Johnson was also the first member of the Monarchs to hit a home run at the new Kansas City Municipal Stadium. Johnson was credited with more than 60 home runs against all opposition in 1924, and batted .296 in the 1924 Colored World Series, which was won by the Monarchs. Johnson then moved to the Baltimore Black Sox, where he posted averages of .345 and .337 in his two seasons with the club. In 1927, with the Harrisburg Giants, Johnson hit .316, teaming with John Beckwith and Oscar Charleston.
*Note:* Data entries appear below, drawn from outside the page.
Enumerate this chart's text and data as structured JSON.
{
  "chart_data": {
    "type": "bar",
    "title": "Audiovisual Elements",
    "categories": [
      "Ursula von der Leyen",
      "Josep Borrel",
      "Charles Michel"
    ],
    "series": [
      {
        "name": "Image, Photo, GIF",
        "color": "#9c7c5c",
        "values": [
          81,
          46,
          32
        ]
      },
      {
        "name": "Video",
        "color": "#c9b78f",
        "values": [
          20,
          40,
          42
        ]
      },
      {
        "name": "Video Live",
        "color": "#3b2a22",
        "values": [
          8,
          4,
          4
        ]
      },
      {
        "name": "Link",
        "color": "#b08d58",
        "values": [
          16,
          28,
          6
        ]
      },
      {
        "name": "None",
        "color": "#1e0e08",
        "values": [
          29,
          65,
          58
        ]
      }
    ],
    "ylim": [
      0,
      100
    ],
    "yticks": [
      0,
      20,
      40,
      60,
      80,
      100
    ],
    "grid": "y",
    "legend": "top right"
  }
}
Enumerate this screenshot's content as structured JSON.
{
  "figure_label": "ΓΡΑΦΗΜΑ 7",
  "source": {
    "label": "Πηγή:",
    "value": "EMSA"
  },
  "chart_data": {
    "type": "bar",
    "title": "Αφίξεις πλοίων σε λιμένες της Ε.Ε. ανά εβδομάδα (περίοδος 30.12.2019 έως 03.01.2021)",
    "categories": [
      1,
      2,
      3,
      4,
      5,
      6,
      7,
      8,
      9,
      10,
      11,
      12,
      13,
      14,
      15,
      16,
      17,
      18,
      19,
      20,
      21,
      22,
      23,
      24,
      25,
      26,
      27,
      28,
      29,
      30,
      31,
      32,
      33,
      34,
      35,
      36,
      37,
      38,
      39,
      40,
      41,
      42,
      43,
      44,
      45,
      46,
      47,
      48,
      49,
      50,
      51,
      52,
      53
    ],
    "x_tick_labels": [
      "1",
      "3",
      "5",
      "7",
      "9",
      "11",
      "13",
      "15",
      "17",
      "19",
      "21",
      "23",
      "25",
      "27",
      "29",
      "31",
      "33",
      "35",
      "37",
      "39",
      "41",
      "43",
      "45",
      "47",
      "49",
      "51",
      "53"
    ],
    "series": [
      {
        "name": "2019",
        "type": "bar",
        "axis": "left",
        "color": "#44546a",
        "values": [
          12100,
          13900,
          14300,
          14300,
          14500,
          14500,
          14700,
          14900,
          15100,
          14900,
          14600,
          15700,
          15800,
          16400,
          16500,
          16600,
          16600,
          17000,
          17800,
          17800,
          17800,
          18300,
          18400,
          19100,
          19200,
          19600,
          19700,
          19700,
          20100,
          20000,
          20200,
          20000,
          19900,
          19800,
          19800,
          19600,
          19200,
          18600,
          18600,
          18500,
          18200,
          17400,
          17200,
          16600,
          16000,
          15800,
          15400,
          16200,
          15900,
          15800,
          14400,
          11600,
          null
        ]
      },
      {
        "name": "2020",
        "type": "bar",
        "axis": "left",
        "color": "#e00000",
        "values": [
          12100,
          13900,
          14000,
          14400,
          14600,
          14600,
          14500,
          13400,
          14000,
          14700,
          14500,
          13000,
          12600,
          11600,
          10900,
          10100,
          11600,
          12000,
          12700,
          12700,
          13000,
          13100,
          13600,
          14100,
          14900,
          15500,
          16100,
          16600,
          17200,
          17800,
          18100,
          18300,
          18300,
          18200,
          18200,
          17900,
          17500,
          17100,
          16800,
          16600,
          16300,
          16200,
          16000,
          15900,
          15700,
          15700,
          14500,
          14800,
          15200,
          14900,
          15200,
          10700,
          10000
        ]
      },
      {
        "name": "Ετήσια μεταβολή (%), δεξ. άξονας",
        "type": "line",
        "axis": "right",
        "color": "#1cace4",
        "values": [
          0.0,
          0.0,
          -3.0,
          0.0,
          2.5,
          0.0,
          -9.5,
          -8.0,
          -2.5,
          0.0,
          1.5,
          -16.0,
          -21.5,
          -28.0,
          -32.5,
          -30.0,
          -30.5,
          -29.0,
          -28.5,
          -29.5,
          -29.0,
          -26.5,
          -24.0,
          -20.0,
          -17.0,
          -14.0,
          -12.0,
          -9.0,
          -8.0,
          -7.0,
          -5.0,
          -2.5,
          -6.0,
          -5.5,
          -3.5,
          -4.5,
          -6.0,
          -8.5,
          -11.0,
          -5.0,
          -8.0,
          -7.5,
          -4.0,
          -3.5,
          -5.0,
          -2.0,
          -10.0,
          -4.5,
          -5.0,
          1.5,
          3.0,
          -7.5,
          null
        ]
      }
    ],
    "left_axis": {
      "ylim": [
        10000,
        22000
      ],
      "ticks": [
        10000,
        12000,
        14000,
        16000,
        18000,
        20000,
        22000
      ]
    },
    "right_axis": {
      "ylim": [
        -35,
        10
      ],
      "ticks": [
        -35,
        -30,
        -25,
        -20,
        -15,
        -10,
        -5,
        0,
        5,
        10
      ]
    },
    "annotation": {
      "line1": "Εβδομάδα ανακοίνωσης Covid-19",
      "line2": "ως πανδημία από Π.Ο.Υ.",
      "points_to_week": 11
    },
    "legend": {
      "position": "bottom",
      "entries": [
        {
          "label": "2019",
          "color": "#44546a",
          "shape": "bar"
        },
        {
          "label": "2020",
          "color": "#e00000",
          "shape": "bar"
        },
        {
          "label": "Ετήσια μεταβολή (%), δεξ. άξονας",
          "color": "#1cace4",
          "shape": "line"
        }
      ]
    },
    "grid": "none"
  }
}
Johnson split the 1928 season between the Cleveland Tigers and the Memphis Red Sox, posting a .315 average overall.

Former pitcher Bill "Plunk" Drake said that Johnson was once sleeping on the bench when he was awoken and told to pinch-hit; he grabbed a fungo bat and hit a home run. Despite Johnson's weight, he was described as a "remarkably fast runner for his bulk." He was also described as temperamental and moody, one of the "nasty boys". Johnson finished his career in 1933. Among all players in black baseball history with at least 200 games played, Johnson ranks 2nd in batting average with .364.

In 2012, he was inducted into the Kansas Baseball Hall of Fame along with several other Negro League players.